It’s been 3 years since I closed my beloved boutique and ventured into the unknown of “What’s Next”? I seriously wanted to pull my hair out whenever somebody would ask me that. I thought that I knew at the time what was to come, but the universe often has different (and much better!) ideas.
Art is what got me through this uncomfortable time. As I have done more of it, I have gotten better at it and more confident. Truth be told, though, I’ve felt extremely bashful about showing my art work, especially to those who have known me as a fashion designer and boutique owner. Here I am in a new role and I’m freaking out. Is my art good enough, will people like it, and why am I not sticking with a career and job that has worked for me in the past? I have a mailing list of customers who have supported and loved my fashion work. Most of them live in L.A. and I live in London. Will they like what I do now? Do they care? Will they make fun of me? And yes, all of these insecurities have come up. To make matters worse, they usually come up as I am preparing for a show, ruminating over the inward journey and the difficulties that I have encountered as I have made my way in the past few years.
Here I am, putting fashion on the back burner. For 30+ years, I worked in the fashion and retail industry. And dare I say - I was very good at it. I didn’t have a global empire, but I created a community of women who loved my clothing line and friendly boutique...and that made me really, really happy. Don’t get me wrong - I often miss my clothing line, but usually when it’s time for me to refresh my own wardrobe and I’m confronted with the options that are either too trendy or don’t work for my body type. Here I am, now, though, calling myself an “artist.” It all feels strange and new, but all good at the same time. I’ve always felt that it was far scarier to stick with the tried and true and the worn down path than to venture into the unknown. Whenever I think about doing a full on collection of clothing, my heart seizes up and I can feel my eyes about to twitch. It’s like my love affair has ended and I keep thinking that the flame will be reignited. So far - no luck. I’m moving on.
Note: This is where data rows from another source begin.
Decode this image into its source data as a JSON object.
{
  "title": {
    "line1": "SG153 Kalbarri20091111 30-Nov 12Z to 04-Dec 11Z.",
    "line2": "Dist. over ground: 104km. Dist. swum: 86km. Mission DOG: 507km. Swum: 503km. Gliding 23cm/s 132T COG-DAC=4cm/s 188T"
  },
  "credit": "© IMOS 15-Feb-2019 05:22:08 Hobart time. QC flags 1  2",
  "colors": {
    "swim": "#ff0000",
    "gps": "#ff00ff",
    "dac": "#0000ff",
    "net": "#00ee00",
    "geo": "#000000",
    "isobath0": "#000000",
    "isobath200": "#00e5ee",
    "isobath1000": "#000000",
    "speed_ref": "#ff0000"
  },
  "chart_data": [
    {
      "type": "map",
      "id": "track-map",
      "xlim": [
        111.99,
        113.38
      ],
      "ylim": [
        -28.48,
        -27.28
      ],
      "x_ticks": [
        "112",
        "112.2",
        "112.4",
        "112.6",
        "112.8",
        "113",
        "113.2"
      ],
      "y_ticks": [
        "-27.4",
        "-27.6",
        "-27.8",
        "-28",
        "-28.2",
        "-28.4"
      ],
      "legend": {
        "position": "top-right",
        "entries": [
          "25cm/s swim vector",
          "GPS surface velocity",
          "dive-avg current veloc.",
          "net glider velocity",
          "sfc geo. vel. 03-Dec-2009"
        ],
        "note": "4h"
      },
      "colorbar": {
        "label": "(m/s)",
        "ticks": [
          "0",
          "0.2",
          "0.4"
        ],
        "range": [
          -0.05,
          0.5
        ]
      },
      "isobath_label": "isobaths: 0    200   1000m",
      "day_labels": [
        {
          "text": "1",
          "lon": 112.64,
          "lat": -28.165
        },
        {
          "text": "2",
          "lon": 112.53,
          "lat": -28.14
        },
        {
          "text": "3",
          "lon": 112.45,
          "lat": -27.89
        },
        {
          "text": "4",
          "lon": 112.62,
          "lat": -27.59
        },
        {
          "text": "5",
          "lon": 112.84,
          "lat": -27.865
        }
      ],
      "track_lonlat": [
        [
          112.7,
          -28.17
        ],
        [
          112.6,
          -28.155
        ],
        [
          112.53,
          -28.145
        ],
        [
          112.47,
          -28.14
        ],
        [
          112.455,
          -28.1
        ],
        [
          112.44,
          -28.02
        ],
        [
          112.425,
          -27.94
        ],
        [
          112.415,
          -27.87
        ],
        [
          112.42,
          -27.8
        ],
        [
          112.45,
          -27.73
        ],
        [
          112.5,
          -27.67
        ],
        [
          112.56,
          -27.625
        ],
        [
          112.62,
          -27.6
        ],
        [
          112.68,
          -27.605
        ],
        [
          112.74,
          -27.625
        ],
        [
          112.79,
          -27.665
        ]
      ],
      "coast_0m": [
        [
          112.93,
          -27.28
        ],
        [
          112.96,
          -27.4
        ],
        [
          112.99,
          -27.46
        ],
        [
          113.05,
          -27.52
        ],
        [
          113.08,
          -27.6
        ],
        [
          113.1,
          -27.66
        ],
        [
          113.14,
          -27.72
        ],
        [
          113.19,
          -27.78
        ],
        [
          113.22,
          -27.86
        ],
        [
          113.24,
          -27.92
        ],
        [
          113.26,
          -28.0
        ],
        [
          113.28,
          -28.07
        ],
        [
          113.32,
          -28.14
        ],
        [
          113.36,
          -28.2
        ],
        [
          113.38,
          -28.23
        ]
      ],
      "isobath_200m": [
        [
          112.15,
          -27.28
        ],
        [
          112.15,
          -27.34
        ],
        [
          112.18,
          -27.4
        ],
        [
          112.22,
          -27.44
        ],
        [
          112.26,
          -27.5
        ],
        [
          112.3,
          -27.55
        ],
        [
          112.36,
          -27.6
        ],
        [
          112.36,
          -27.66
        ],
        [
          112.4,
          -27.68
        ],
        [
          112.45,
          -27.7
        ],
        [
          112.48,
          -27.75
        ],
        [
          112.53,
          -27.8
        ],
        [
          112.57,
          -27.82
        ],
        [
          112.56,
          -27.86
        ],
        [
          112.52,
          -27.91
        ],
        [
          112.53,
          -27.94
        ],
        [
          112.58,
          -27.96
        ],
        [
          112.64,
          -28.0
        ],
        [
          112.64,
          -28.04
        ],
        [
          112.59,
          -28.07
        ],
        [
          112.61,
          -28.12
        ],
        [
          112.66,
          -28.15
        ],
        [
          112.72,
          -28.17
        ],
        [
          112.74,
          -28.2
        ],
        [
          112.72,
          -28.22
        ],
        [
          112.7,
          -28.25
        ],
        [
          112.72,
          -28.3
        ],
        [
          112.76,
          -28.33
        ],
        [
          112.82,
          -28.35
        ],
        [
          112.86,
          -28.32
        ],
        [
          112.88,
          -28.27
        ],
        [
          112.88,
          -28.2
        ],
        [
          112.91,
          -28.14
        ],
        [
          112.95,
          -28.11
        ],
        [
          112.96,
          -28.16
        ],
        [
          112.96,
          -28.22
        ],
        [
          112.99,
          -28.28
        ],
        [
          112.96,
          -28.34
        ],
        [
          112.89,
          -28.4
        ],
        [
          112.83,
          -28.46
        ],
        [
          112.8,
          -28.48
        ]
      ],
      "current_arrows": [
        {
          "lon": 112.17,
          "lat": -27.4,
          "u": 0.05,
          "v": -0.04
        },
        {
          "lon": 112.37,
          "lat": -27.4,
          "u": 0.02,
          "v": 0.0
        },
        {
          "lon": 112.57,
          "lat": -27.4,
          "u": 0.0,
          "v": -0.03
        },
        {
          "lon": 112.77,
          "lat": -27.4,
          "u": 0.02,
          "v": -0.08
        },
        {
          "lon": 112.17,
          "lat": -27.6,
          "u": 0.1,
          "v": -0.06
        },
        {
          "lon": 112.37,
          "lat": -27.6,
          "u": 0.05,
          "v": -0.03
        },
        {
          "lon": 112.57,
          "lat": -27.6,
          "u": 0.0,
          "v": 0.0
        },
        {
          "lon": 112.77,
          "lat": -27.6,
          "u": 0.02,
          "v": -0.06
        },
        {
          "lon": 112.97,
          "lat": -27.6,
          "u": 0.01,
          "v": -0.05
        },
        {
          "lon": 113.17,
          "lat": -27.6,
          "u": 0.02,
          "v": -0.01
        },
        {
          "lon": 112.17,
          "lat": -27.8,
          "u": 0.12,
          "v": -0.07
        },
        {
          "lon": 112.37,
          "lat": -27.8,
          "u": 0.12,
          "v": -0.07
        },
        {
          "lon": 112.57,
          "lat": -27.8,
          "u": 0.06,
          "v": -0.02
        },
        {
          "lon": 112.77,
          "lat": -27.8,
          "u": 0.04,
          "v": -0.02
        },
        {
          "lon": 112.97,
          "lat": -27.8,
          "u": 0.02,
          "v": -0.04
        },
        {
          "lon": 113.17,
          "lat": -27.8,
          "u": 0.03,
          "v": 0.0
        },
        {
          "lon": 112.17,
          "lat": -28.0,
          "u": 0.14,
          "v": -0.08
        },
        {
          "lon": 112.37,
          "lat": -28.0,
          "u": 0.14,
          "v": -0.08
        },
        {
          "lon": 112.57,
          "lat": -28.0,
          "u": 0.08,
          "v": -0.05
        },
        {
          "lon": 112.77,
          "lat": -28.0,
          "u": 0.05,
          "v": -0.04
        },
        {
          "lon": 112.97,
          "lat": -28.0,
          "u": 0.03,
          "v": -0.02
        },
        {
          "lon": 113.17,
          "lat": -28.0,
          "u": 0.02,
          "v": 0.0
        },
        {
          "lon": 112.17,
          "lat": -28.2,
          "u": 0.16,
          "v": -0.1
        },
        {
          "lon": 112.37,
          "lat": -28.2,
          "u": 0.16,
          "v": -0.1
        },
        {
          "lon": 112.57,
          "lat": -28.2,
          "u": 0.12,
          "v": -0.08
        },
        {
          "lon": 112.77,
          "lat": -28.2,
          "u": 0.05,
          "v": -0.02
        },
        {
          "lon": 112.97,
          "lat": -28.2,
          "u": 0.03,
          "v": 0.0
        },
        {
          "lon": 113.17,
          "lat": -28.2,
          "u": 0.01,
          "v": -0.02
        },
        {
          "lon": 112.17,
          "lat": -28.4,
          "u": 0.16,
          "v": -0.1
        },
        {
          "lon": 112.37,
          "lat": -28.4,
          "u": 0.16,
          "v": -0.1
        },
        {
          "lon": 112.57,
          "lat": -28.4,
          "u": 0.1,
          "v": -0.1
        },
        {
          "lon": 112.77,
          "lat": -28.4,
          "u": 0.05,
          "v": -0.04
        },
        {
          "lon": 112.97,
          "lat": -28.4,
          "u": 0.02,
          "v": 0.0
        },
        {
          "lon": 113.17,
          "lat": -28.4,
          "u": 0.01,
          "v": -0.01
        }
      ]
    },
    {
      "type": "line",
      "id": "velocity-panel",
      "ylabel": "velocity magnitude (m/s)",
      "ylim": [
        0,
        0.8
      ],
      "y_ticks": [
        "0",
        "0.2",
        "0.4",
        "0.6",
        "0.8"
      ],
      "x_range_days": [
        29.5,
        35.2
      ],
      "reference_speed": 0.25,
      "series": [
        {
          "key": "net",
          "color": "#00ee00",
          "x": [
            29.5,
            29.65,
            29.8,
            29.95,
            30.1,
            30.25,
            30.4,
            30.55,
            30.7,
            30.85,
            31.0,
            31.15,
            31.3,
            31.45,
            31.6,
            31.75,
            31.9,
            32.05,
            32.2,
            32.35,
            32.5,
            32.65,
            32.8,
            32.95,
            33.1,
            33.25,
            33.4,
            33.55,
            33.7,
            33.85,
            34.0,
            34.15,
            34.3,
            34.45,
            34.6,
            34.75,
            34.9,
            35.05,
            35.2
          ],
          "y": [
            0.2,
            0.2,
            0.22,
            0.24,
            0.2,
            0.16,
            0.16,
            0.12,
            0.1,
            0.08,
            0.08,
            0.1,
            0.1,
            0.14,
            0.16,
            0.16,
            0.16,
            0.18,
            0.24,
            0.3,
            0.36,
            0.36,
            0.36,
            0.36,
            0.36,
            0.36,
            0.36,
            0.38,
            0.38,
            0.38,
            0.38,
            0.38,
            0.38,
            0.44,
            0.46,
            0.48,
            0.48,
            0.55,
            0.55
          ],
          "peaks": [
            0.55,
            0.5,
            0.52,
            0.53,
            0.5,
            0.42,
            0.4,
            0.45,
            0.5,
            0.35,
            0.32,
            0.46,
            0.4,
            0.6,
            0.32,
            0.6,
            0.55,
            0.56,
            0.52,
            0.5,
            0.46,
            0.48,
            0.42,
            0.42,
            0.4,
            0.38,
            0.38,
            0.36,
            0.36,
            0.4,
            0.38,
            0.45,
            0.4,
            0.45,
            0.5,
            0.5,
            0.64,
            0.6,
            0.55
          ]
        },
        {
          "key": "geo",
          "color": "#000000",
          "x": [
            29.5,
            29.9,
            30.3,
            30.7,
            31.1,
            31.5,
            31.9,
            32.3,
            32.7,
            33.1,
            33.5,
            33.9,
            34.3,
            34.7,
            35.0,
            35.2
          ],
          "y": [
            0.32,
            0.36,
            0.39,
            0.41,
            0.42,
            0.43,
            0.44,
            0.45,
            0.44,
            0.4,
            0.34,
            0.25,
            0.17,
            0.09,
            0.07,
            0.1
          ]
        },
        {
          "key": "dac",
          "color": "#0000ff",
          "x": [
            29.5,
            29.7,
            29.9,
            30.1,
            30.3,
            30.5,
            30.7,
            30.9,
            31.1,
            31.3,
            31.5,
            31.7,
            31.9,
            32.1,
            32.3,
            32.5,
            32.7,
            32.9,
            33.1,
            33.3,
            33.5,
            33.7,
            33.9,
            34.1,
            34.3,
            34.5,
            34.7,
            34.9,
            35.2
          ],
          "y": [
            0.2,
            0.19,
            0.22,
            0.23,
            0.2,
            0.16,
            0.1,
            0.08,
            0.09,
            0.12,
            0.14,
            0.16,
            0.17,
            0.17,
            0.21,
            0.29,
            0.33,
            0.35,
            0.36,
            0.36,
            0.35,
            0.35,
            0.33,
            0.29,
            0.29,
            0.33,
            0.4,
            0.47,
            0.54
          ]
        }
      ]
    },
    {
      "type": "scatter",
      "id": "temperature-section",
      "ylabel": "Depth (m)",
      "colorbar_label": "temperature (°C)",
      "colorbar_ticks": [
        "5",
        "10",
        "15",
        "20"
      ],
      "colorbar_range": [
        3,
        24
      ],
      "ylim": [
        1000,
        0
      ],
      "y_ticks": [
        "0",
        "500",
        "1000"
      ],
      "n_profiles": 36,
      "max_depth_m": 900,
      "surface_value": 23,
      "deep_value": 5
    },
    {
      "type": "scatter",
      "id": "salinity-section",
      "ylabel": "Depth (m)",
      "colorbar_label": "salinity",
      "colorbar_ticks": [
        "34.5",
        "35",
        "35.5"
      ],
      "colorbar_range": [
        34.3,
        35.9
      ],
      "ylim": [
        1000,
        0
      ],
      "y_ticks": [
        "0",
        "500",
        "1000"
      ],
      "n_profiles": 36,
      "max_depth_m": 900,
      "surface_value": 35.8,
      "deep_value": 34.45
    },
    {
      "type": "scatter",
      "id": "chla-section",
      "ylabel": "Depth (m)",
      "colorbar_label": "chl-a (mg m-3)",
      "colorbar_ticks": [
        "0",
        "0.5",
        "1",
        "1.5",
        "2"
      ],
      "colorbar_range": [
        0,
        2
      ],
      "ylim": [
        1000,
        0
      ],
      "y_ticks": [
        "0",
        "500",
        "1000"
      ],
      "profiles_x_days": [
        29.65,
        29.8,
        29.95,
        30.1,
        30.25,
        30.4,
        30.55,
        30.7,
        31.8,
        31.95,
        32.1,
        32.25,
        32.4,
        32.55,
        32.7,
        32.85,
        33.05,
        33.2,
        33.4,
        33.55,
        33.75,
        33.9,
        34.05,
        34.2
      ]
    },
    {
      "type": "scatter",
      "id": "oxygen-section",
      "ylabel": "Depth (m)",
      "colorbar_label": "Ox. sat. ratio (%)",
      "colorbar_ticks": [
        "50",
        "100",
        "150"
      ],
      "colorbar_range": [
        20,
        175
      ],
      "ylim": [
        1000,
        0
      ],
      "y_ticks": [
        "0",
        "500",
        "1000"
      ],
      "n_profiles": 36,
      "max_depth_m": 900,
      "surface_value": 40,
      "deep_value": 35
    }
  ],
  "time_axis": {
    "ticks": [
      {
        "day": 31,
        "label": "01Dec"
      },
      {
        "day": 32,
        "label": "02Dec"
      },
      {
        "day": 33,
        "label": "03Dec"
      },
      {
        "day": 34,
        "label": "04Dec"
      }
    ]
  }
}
Recently in London, I showed at my first art fair and it was a lesson in so many things - how to market, wall curation and display, publicity and prep beforehand, and so much more. Meeting other artists in all stages of their career was hands down one of my favorite things ... there were so many styles and mediums used. Most artists were from the U.K., but some travelled from Munich and Scotland and Ibiza. Wow. And so many of them weren’t spring chickens, just starting out. They had full fledged careers and amazing talents before that they were willing to put those behind them to move on into the ether of the art world. The one thing they all had in common was that they felt the need to keep making art.
As I find my way in this new world, I’ve been lucky to meet so many people along the way to cheer me on and become new friends in this new city. The cool mom with her fashion background, making her way into a writing career mid life. The guy I met while checking out an art studio who came to see my work at my first art fair preview night and bought (thank you!) My new artist friend who cracks me up and tells me her methods to approaching galleries alongside snippets of her former fashion career. In addition, I have friends I’ve known for years who are cheering me and collecting my work. From my “SPREAD a little SUNSHINE” poster to original paintings, to my first zine.
Trying to explain my art and what I do to people (and to myself, even) has felt daunting. Years ago, I taught at the Fashion Institute of Design and Merchandising in Los Angeles. I specifically remember the class where I taught the art of the elevator pitch. Nowadays, we are all trying to brand ourselves and make a clear statement. I don’t think any of us are a pure brand, nor should we be. The act of creating a simple statement can at least help people to understand where we come from. I used my first “zine” to tackle this concept. Working nonstop up until the show, I printed up a mini book from a hand created 28 page art journal that includes things that inspire me. During the art fair, collectors would browse through the zine to get a better understanding of me and my work. Yay. The back of it sums it up:
“I am a London based artist creating mixed media work infused with sunshine.”
I keep an inspiration wall at home that is mostly populated with trinkets from my daughter. But lately, I’ve been adding more things that feel authentic to me - my artist statement, a list of priorities, a lanier of my first art show, the sweet home that I purchased almost 20 years ago. I’ll be adding the zine to the wall as well. And maybe, just maybe, sketches for some new clothing designs.
Tell me, tell me. Have you switched careers big time? Fill me in and let me know how it went and how it’s going.